Пожалуй, именно это я для себя и хотела. Но к сожалению, пока я занималась изысканиями и каллиграфией, череда несчастий все длилась и длилась, и однажды я поняла, что мне просто не хватит кожи, чтобы отметить каждую смерть, каждую нелюбовь, каждую беду, которая еще впереди. Более того, я перестала ощущать красоту и пафос страдания, все свелось к простому физиологическому вопросу – переживу следующую беду или нет? То есть либо умру, либо буду жить дальше, выбор невелик, и не из-за чего меняться в лице. И никакой особой стойкости не требуется, скорее, тут нужно умение глубоко дышать, расслабляться и, может быть, плыть на спине. Но, наученная опытом, я не стала искать в книгах соответствующий иероглиф.
Милый, я так устала от людей, которые ничего не знают о смерти. Ведь она все время здесь, за плечом, как птица, а они говорят только о любви и думают только о себе. Что же с ними будет, милый, когда реки выйдут из берегов, а небо упадет на землю? Что будет, когда последний из живых похоронит предпоследнего из мертвых? Что будет, когда кровь ударит в голову и разорвет сосуды? Что будет, когда сердце захлебнется и остановится? Я давно уже не вижу молодых лиц – я вижу только лица, на которые еще не легли морщины. Они радуются о весне, не чувствуя пламени, которое гудит под ногами, поднимаясь вверх по узким шахтам.
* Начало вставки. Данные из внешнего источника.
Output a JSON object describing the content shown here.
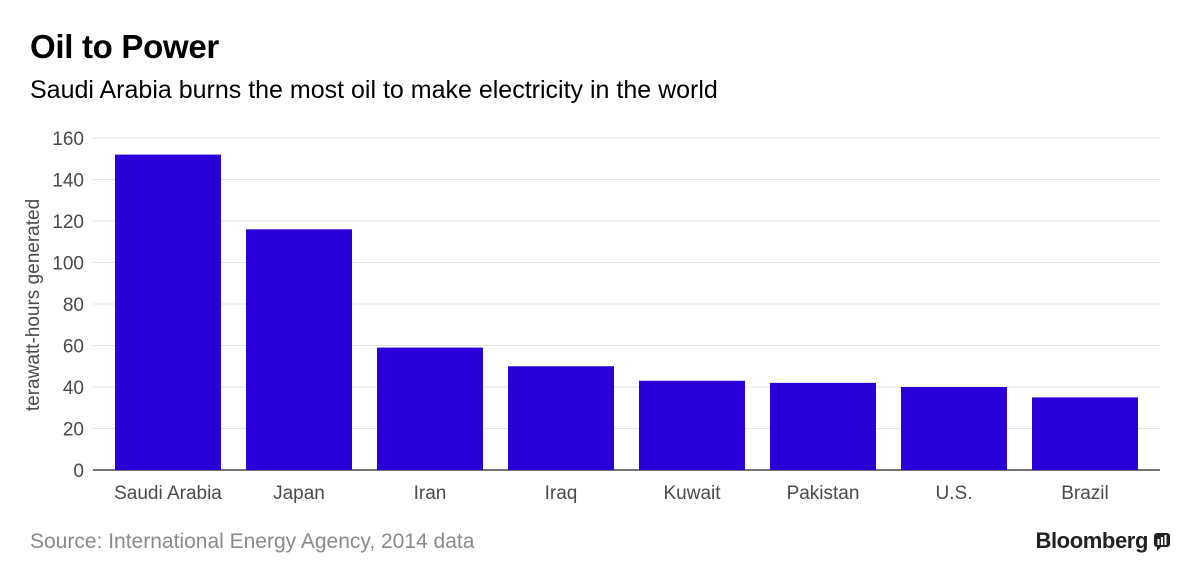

Они лгут, но есть ли смысл во лжи, когда для нас существует одна только правда – мы умрем. Мы умрем, держа друг друга за руки, мы умрем, сжимая в ладонях пустоту, мы умрем, не приходя в сознание, – как-нибудь, но мы обязательно умрем. Сдвинулись земли, и остановились воды, солнце побежало быстрее, а луна отвернула лицо, потому что ей больно смотреть на нас. Левая рука твоя у меня под головой, а правая обнимает меня – но я вижу белые кости под смуглой кожей, а больше не вижу ничего. Не говори о любви, но расскажи все, что ты узнал о смерти к своим тридцати двум серебряным годам, а тридцать третий разменял, да не потратил. Укатилась последняя монетка – по полу, по лестнице, по дороге, по лесам, по горам, по зеленым берегам, через реки. Я не поймала, а ты не догнал, жалеть поздно, но ты все-таки расскажи – так-таки и нет ничего?
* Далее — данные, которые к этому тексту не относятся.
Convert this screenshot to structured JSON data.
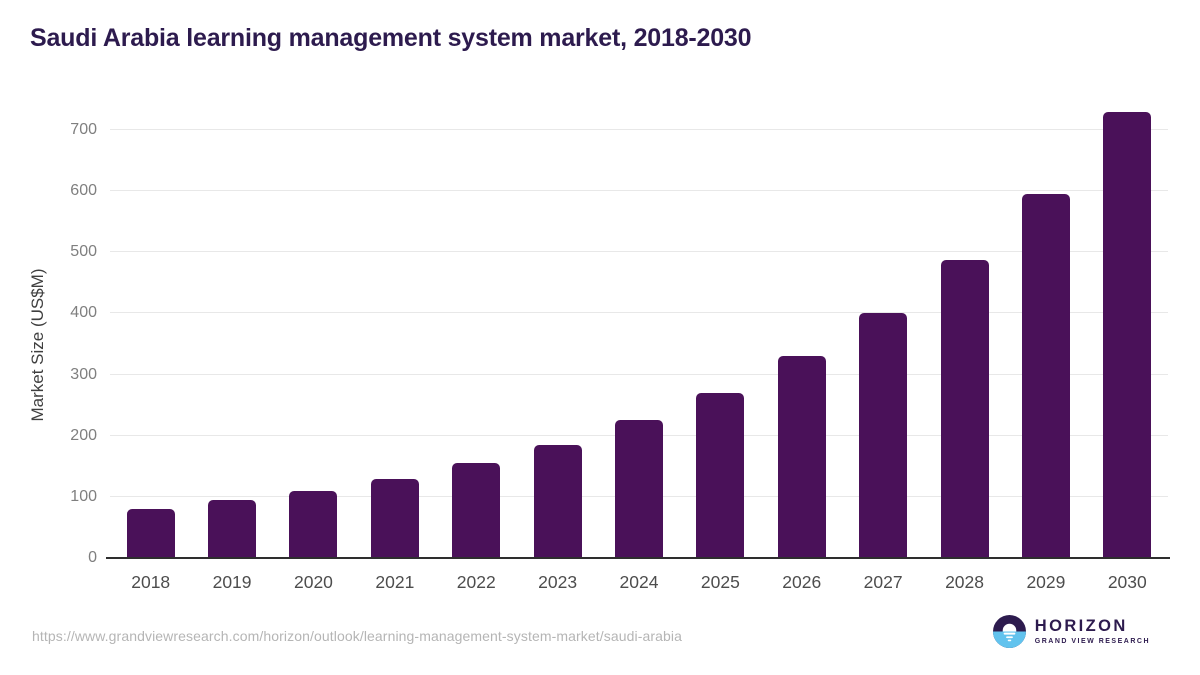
{
  "title": "Saudi Arabia learning management system market, 2018-2030",
  "chart_data": {
    "type": "bar",
    "title": "Saudi Arabia learning management system market, 2018-2030",
    "categories": [
      "2018",
      "2019",
      "2020",
      "2021",
      "2022",
      "2023",
      "2024",
      "2025",
      "2026",
      "2027",
      "2028",
      "2029",
      "2030"
    ],
    "values": [
      80,
      95,
      110,
      130,
      155,
      185,
      225,
      270,
      330,
      400,
      487,
      596,
      729
    ],
    "xlabel": "",
    "ylabel": "Market Size (US$M)",
    "yticks": [
      0,
      100,
      200,
      300,
      400,
      500,
      600,
      700
    ],
    "ylim": [
      0,
      760
    ],
    "grid": "horizontal-only",
    "legend": "none"
  },
  "footer": {
    "source_url": "https://www.grandviewresearch.com/horizon/outlook/learning-management-system-market/saudi-arabia",
    "logo": {
      "title": "HORIZON",
      "subtitle": "GRAND VIEW RESEARCH"
    }
  },
  "colors": {
    "bar": "#4a1159",
    "title_text": "#2d1b4e",
    "grid_line": "#e8e8e8",
    "axis_line": "#2e2e2e",
    "y_tick_label": "#7f7f7f",
    "x_tick_label": "#4d4d4d",
    "url_text": "#b5b5b5",
    "logo_purple": "#2d1b4e",
    "logo_blue": "#62c3ee"
  }
}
День, когда мы виделись в последний раз, я ничем особенным не отмечаю. Не идти же в самом деле на кладбище, чтобы «кудри наклонять и плакать» над сырыми гниющими цветами. Если остаться дома, то легко впасть в мистику и получить «привет с того света» – гаснущие лампы, нежданные письма от общих друзей, фотографии, которые некстати подворачиваются под руку. То есть самые обычные вещи, воспринимаемые как знак. Поэтому я просто еду в людное место и провожу вечер так, как будто несколько лет назад не случилось ничего особенного. Вот и отправилась в «Свой круг», где обещали показать «Розенкранц и Гильденстерн мертвы», а мне очень нравится этот фильм, особенно мелкие детали, которые сопровождают действие (например, когда один из них все время мастерит какие-то фигурки, помните?). Но проектор барахлил, отказывался принимать диск, и Слава в конце концов поставил «Дорз», который я прежде не смотрела. Нажравшись льда, герои уходили в дюны и разговаривали с Богом, а у меня в голове вертелась фраза: «Жалкая поэзия наркотиков». Жалкий пафос, ложная ясность, заемная энергия, пустая любовь. Я почувствовала раздражение, и это было особенно глупо, потому что нужно бы восхититься точностью Оливера Стоуна, а я злюсь на героев, как на живых. А между тем Вэл Килмор изменил Мэг Райен, затащив в постель взрослую длинноволосую брюнетку, но у него не стояло – а меньше надо торчать. И тогда они принялись метаться по комнате, резать вены, пить кровь друг друга и проделывать прочие наркоманские глупости, от которых у него в конце концов встал. «Ну надо же. А в наше время просто принимают виагру...» Но тут я вспомнила. Вспомнила эту комнату, освещенную свечами, с широкой постелью посреди, вспомнила женщину с развевающимися кудрями, которая носилась голая, скача, как прекрасная белая обезьяна.